Saturday, 31 October 2015

Nautical novelties

Something a bit different today. I decided I would spend an evening painting for myself, and thought I'd have a crack at a ship. I recently bought two packs of 1/1200 Galleons from Valiant miniatures, just to see what they were like, as I have an urge to play some games from the era of the Spanish Armada. This has been greatly helped by the release of a ruleset by Ganesha Games called Galleys and Galleons, which I've been following the development of on the Irregular Wars blog. Half a dozen ships a side and an hour to reach a conclusion sound ideal to me.
An English race built galleon. One of two in the pack.
I had a good look around for ships to use. I considered the Zvezda 1/300 ships, the Triton 1/600 ships from Skytrex, and the Tumbling Dice 1/2400. Being a bit of a stinge I didn't want to invest too much into what would be a bit of a niche, so I settled on 1/1200. It was either Navwar or Valiant, but I saw that Valiant were having a sale and my decision was made.
Nicely packaged in blisters.
The ships arrived from the States in just under a week. They were well packaged in blister packs and came with little information sheets about how to assemble, paint and rig the ships. This was good, because I really am a novice when it comes to naval matters. I still had to google a few images of the period to make sure that I had things right.
A close up revealing how steady my hand is not...
I was feeling pretty happy with where this was going until I realised I'd put the poop deck (I think that is what it is called) on upside down... given that I'd just finished painting all the little details I really couldn't face pulling it apart and redoing it, so I've made sure the other English galleon is correct and when I build the Spanish ones I'll know what I'm about.
'And in a couple of hundred years you'll be as big as me...'
The only other 1/1200 ship that I've ever put together is a Navwar Napoleonic battleship. I took the time to do rigging with thread , and would have done the same with the galleon, only I wimped out because it is so small.I put them next to each other and was blown away by the disparity in size.

I thought I'd make some little paper flags for the top of the masts, once again an exercise in teeny-tinyness, but I feel it needs a little bit more. I haven't thought of a name for her yet. I wasn't planning on using any historical vessels - just my own imagi-fleet. Feel free to come up with suggestions.

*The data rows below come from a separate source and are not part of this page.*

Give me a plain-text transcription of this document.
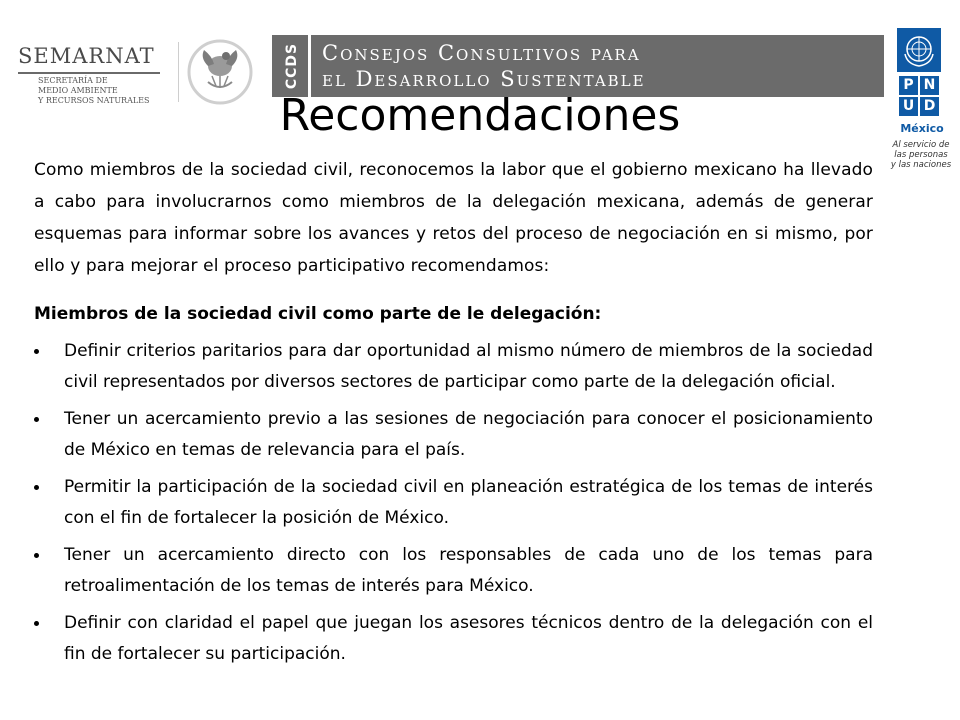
SEMARNAT
SECRETARÍA DE
MEDIO AMBIENTE
Y RECURSOS NATURALES
CCDS Consejos Consultivos para
el Desarrollo Sustentable	P N
U D
México
Al servicio de
las personas
y las naciones
Recomendaciones

Como miembros de la sociedad civil, reconocemos la labor que el gobierno mexicano ha llevado a cabo para involucrarnos como miembros de la delegación mexicana, además de generar esquemas para informar sobre los avances y retos del proceso de negociación en si mismo, por ello y para mejorar el proceso participativo recomendamos:

Miembros de la sociedad civil como parte de le delegación:
Definir criterios paritarios para dar oportunidad al mismo número de miembros de la sociedad civil representados por diversos sectores de participar como parte de la delegación oficial.
Tener un acercamiento previo a las sesiones de negociación para conocer el posicionamiento de México en temas de relevancia para el país.
Permitir la participación de la sociedad civil en planeación estratégica de los temas de interés con el fin de fortalecer la posición de México.
Tener un acercamiento directo con los responsables de cada uno de los temas para retroalimentación de los temas de interés para México.
Definir con claridad el papel que juegan los asesores técnicos dentro de la delegación con el fin de fortalecer su participación.
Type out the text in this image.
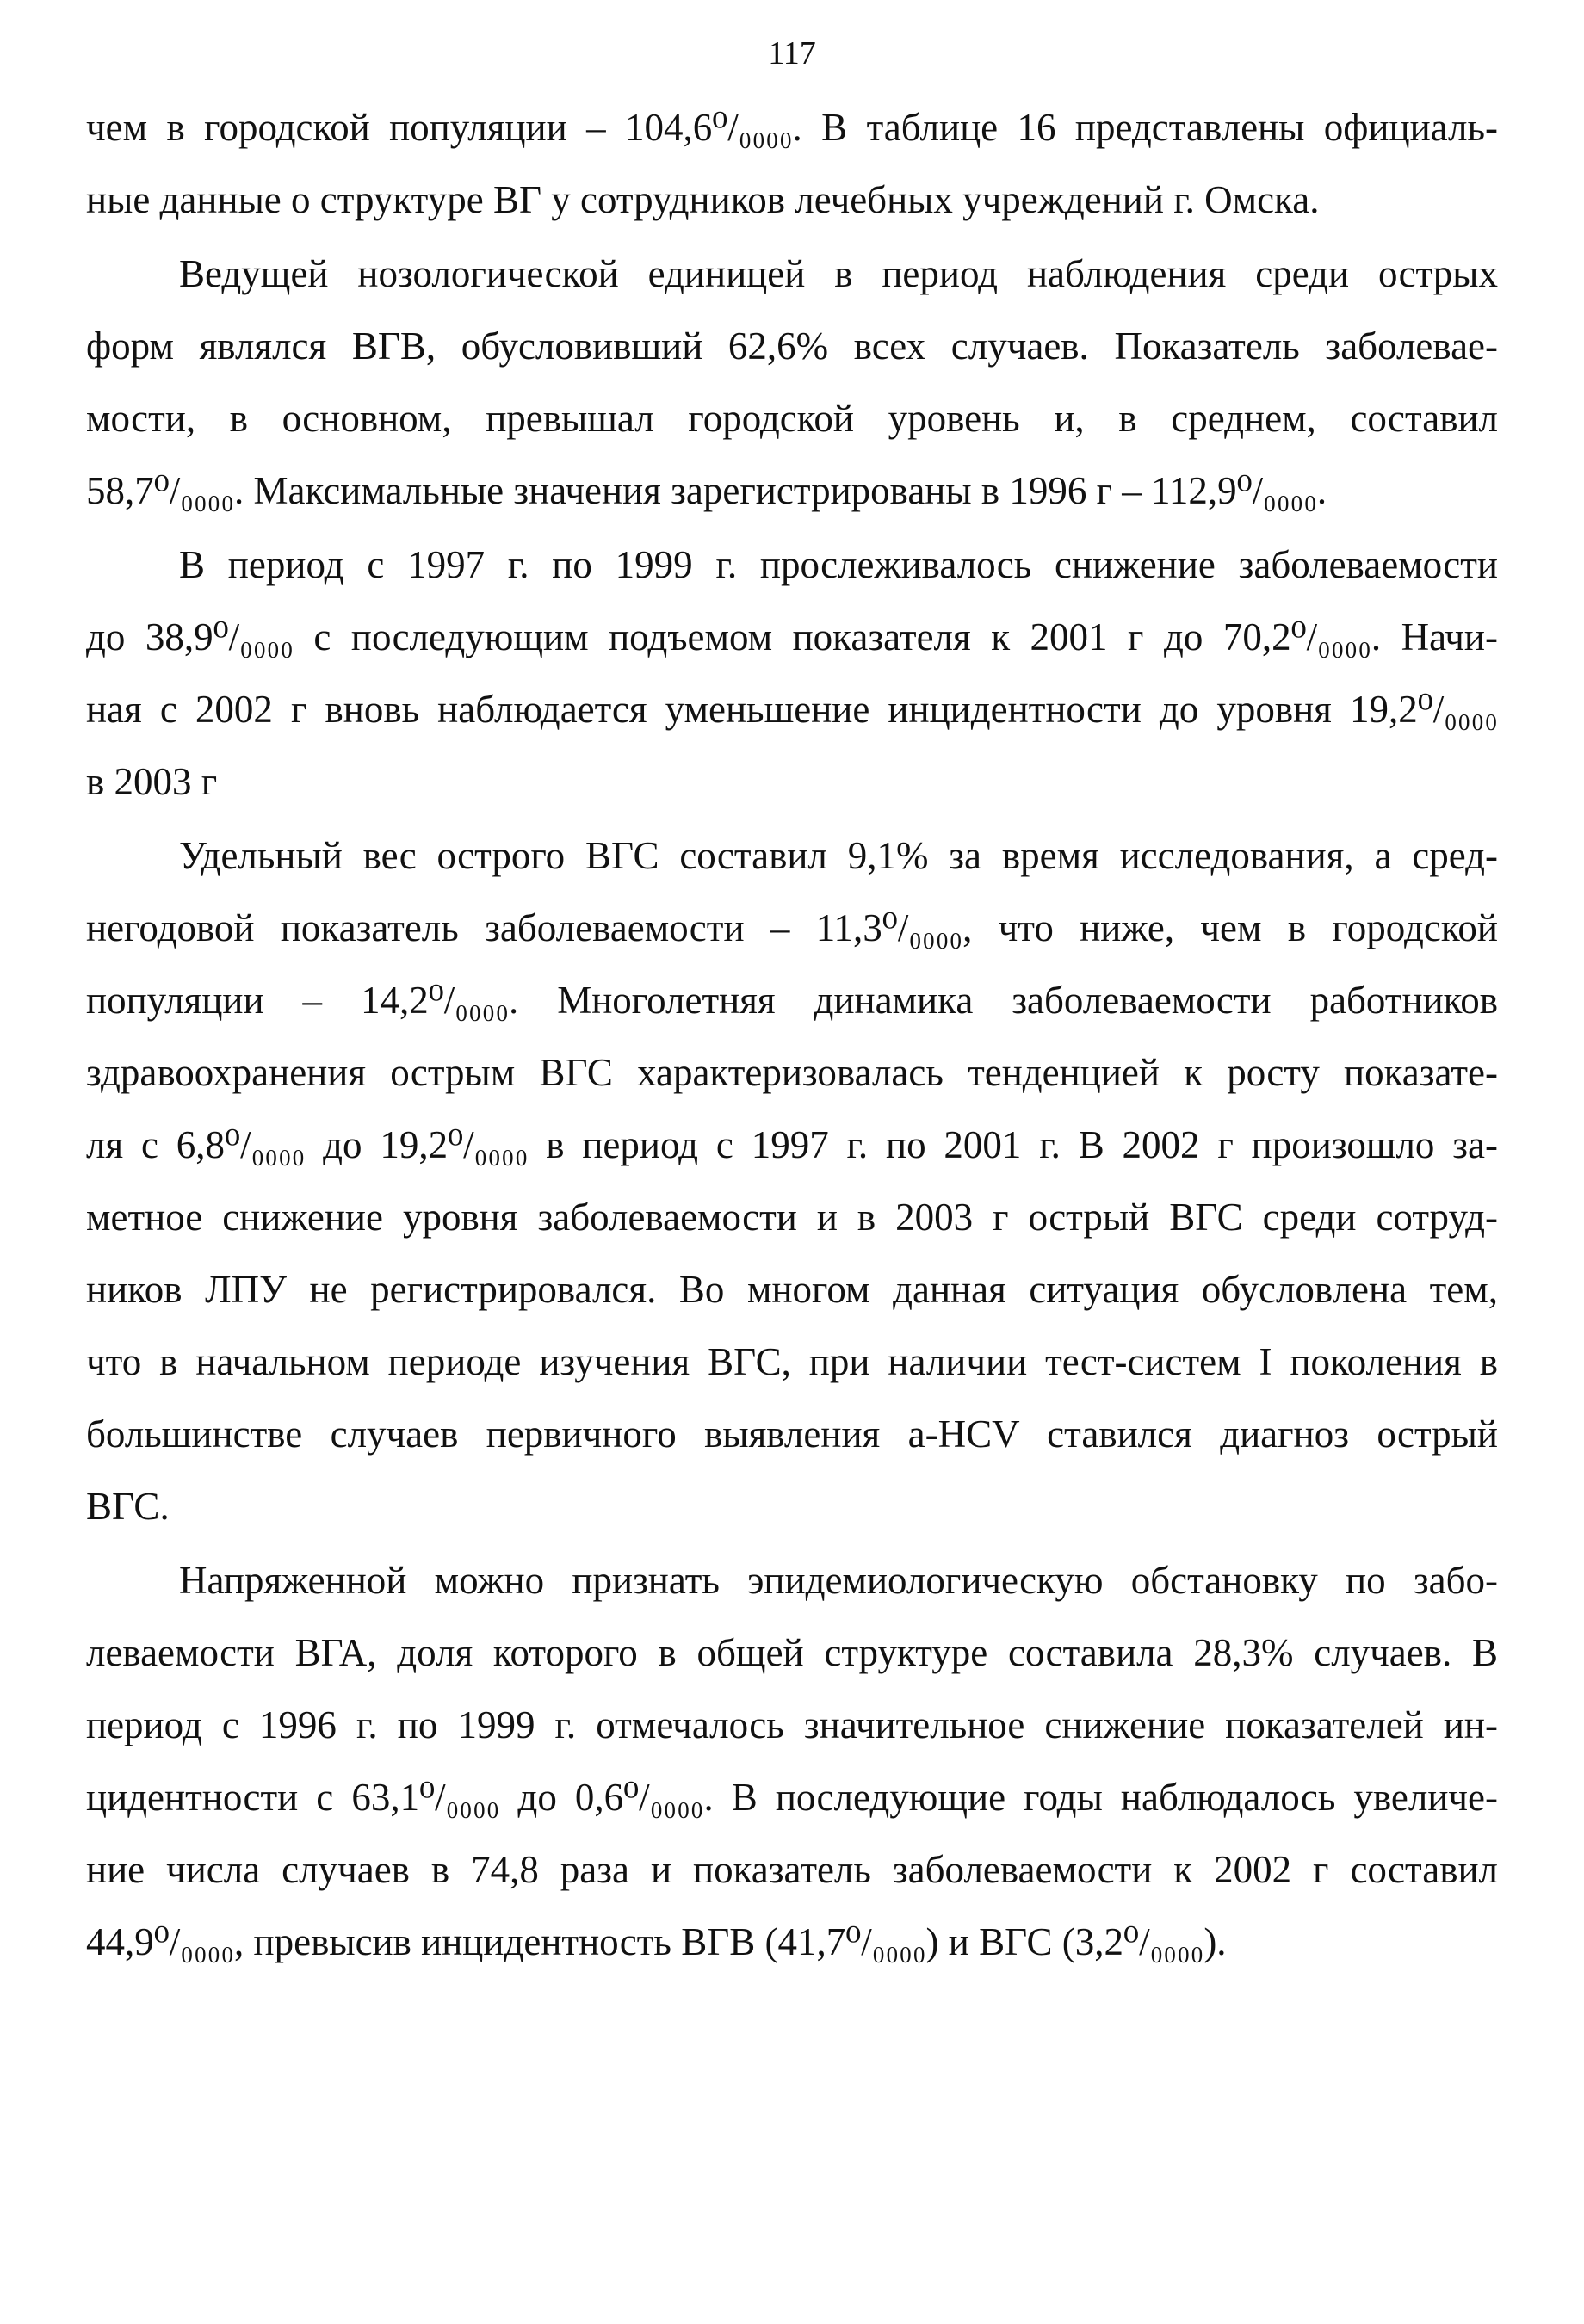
117

чем в городской популяции – 104,6⁰/₀₀₀₀. В таблице 16 представлены официаль-
ные данные о структуре ВГ у сотрудников лечебных учреждений г. Омска.

Ведущей нозологической единицей в период наблюдения среди острых
форм являлся ВГВ, обусловивший 62,6% всех случаев. Показатель заболевае-
мости, в основном, превышал городской уровень и, в среднем, составил
58,7⁰/₀₀₀₀. Максимальные значения зарегистрированы в 1996 г – 112,9⁰/₀₀₀₀.

В период с 1997 г. по 1999 г. прослеживалось снижение заболеваемости
до 38,9⁰/₀₀₀₀ с последующим подъемом показателя к 2001 г до 70,2⁰/₀₀₀₀. Начи-
ная с 2002 г вновь наблюдается уменьшение инцидентности до уровня 19,2⁰/₀₀₀₀
в 2003 г

Удельный вес острого ВГС составил 9,1% за время исследования, а сред-
негодовой показатель заболеваемости – 11,3⁰/₀₀₀₀, что ниже, чем в городской
популяции – 14,2⁰/₀₀₀₀. Многолетняя динамика заболеваемости работников
здравоохранения острым ВГС характеризовалась тенденцией к росту показате-
ля с 6,8⁰/₀₀₀₀ до 19,2⁰/₀₀₀₀ в период с 1997 г. по 2001 г. В 2002 г произошло за-
метное снижение уровня заболеваемости и в 2003 г острый ВГС среди сотруд-
ников ЛПУ не регистрировался. Во многом данная ситуация обусловлена тем,
что в начальном периоде изучения ВГС, при наличии тест-систем I поколения в
большинстве случаев первичного выявления a-HCV ставился диагноз острый
ВГС.

Напряженной можно признать эпидемиологическую обстановку по забо-
леваемости ВГА, доля которого в общей структуре составила 28,3% случаев. В
период с 1996 г. по 1999 г. отмечалось значительное снижение показателей ин-
цидентности с 63,1⁰/₀₀₀₀ до 0,6⁰/₀₀₀₀. В последующие годы наблюдалось увеличе-
ние числа случаев в 74,8 раза и показатель заболеваемости к 2002 г составил
44,9⁰/₀₀₀₀, превысив инцидентность ВГВ (41,7⁰/₀₀₀₀) и ВГС (3,2⁰/₀₀₀₀).
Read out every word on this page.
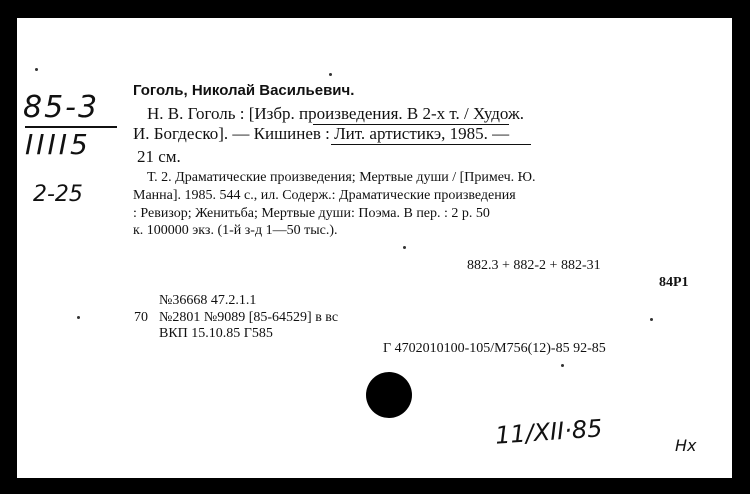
85-3
IIII5
2-25
Гоголь, Николай Васильевич.
Н. В. Гоголь : [Избр. произведения. В 2-х т. / Худож.
И. Богдеско]. — Кишинев : Лит. артистикэ, 1985. —
21 см.
Т. 2. Драматические произведения; Мертвые души / [Примеч. Ю.
Манна]. 1985. 544 с., ил. Содерж.: Драматические произведения
: Ревизор; Женитьба; Мертвые души: Поэма. В пер. : 2 р. 50
к. 100000 экз. (1-й з-д 1—50 тыс.).
882.3 + 882-2 + 882-31
84Р1
№36668 47.2.1.1
70 №2801 №9089 [85-64529] в вс
ВКП 15.10.85 Г585
Г 4702010100-105/М756(12)-85 92-85
11/XII·85	Нх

The painting tray contains my current commission - Black Tree British WWII infantry for Craig and some figures I'm painting for Tim from Heropress. It's also got some Lancashire WWI Bedouin on camels and the other English galleon. Hopefully I'll have these all finished by the end of next week.



  1. Replies
    1. Invisible rigging will have to do this time, I'm afraid.

  2. Wonderful, there is something rather splendid about a ship under sail.

    1. Agreed. And it is nice to be able to concentrate on the models as the scenery is pretty straight forward.,

  3. Great stuff Nate! Glad to see I'm not the only who glues things on upside down!

    1. I was starting to feel pretty smug - I haven't glued something together wrong for so long... good to have a lesson in humility every now and then.

  4. Excellent job on the ships! Your painting commission plate is quite full but you must always take time out to paint something for yourself.